Sob condução da Primeira Turma, foram ouvidas as defesas de Cid, Ramagem, Garnier e Torres

Por Karoline Cavalcante e Eline Sandes

No total, são cinco crimes imputados aos acusados do chamado "Núcleo Crucial"

No que promete ser um dos julgamentos mais emblemáticos da história recente do país, o Supremo Tribunal Federal (STF) deu início nesta terça-feira (2) à análise da Ação Penal 2668, que acusa o ex-presidente Jair Bolsonaro (PL) e outros sete ex-integrantes do alto escalão de seu governo de envolvimento em uma tentativa de golpe de Estado. O julgamento, conduzido pela Primeira Turma da Corte, ocorre em meio a tensões políticas e institucionais.

A sessão começou com a leitura do relatório do ministro Alexandre de Moraes, relator do caso, que ocupou quase uma hora e meia com uma apresentação detalhada dos marcos do processo — desde a fase de inquérito até a instrução processual. Em sua fala inicial, o magistrado reforçou o compromisso do STF com a imparcialidade e a legalidade, destacando que o julgamento se pauta em provas concretas e no respeito às garantias fundamentais dos réus.

Justiça

“Existindo provas, acima de qualquer dúvida razoável, as ações penais serão julgadas procedentes, e os réus condenados.
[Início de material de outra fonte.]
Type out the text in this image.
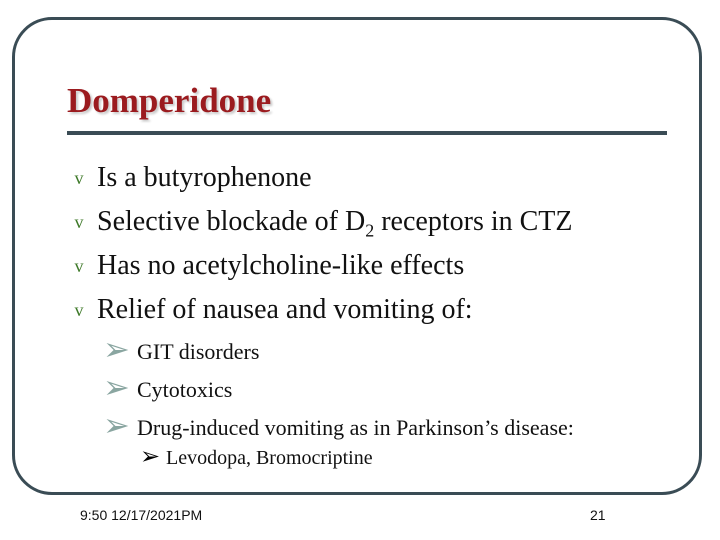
Domperidone
v Is a butyrophenone
v Selective blockade of $D_2$ receptors in CTZ
v Has no acetylcholine-like effects
v Relief of nausea and vomiting of:
➢ GIT disorders
➢ Cytotoxics
➢ Drug-induced vomiting as in Parkinson’s disease:
➢ Levodopa, Bromocriptine
9:50 12/17/2021PM	21
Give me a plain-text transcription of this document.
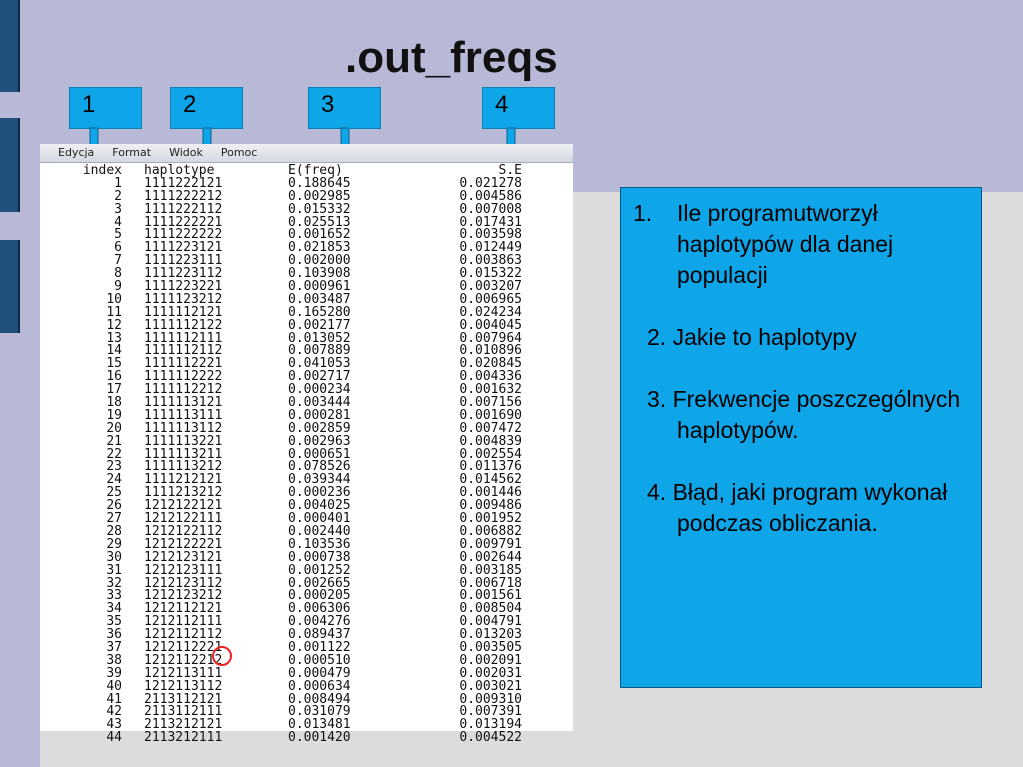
.out_freqs
1	2	3	4
Edycja Format Widok Pomoc
index haplotype	E(freq)	S.E
1 1111222121	0.188645	0.021278
2 1111222212	0.002985	0.004586
3 1111222112	0.015332	0.007008
4 1111222221	0.025513	0.017431
5 1111222222	0.001652	0.003598
6 1111223121	0.021853	0.012449
7 1111223111	0.002000	0.003863
8 1111223112	0.103908	0.015322
9 1111223221	0.000961	0.003207
10 1111123212	0.003487	0.006965
11 1111112121	0.165280	0.024234
12 1111112122	0.002177	0.004045
13 1111112111	0.013052	0.007964
14 1111112112	0.007889	0.010896
15 1111112221	0.041053	0.020845
16 1111112222	0.002717	0.004336
17 1111112212	0.000234	0.001632
18 1111113121	0.003444	0.007156
19 1111113111	0.000281	0.001690
20 1111113112	0.002859	0.007472
21 1111113221	0.002963	0.004839
22 1111113211	0.000651	0.002554
23 1111113212	0.078526	0.011376
24 1111212121	0.039344	0.014562
25 1111213212	0.000236	0.001446
26 1212122121	0.004025	0.009486
27 1212122111	0.000401	0.001952
28 1212122112	0.002440	0.006882
29 1212122221	0.103536	0.009791
30 1212123121	0.000738	0.002644
31 1212123111	0.001252	0.003185
32 1212123112	0.002665	0.006718
33 1212123212	0.000205	0.001561
34 1212112121	0.006306	0.008504
35 1212112111	0.004276	0.004791
36 1212112112	0.089437	0.013203
37 1212112221	0.001122	0.003505
38 1212112212	0.000510	0.002091
39 1212113111	0.000479	0.002031
40 1212113112	0.000634	0.003021
41 2113112121	0.008494	0.009310
42 2113112111	0.031079	0.007391
43 2113212121	0.013481	0.013194
44 2113212111	0.001420	0.004522
1.	Ile programutworzył haplotypów dla danej populacji
2. Jakie to haplotypy
3. Frekwencje poszczególnych haplotypów.
4. Błąd, jaki program wykonał podczas obliczania.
Havendo prova da inocência ou mesmo qualquer dúvida razoável sobre a culpabilidade dos réus, eles serão absolvidos. Assim se faz a justiça”, destacou o ministro.

Durante sua manifestação, Moraes condenou tentativas de intimidação ao Judiciário, tanto internas quanto externas, e defendeu a resiliência institucional do Brasil frente à escalada autoritária de parte da elite política.

“Esse é o papel do Supremo: julgar com imparcialidade e aplicar a justiça a cada um dos casos concretos. Independentemente de ameaças ou coações, ignorando pressões internas ou externas. Lamentavelmente, no curso”, declarou, referindo-se, inclusive, a pressões internacionais, como as sanções impostas a ele pelos Estados Unidos via Lei Magnitsky — criada para punir violações graves de direitos humanos e casos relevantes de corrupção. "Soberania nacional jamais será vilipendiada, negociada ou extorquida", prosseguiu.

Acusação

A acusação, conduzida pelo procurador-geral da República, Paulo Gonet, sustentou que os oito réus integravam o que chamou de “núcleo crucial” de uma organização criminosa com fins golpistas. Segundo a denúncia, o plano teve início ainda em 2021, ganhando tração após a derrota de Bolsonaro nas eleições de 2022. Gonet descreveu um conjunto de ações coordenadas que visavam subverter a ordem democrática, como ataques sistemáticos ao sistema eleitoral, reuniões para elaboração de minutas golpistas e tentativas de cooptação das Forças Armadas.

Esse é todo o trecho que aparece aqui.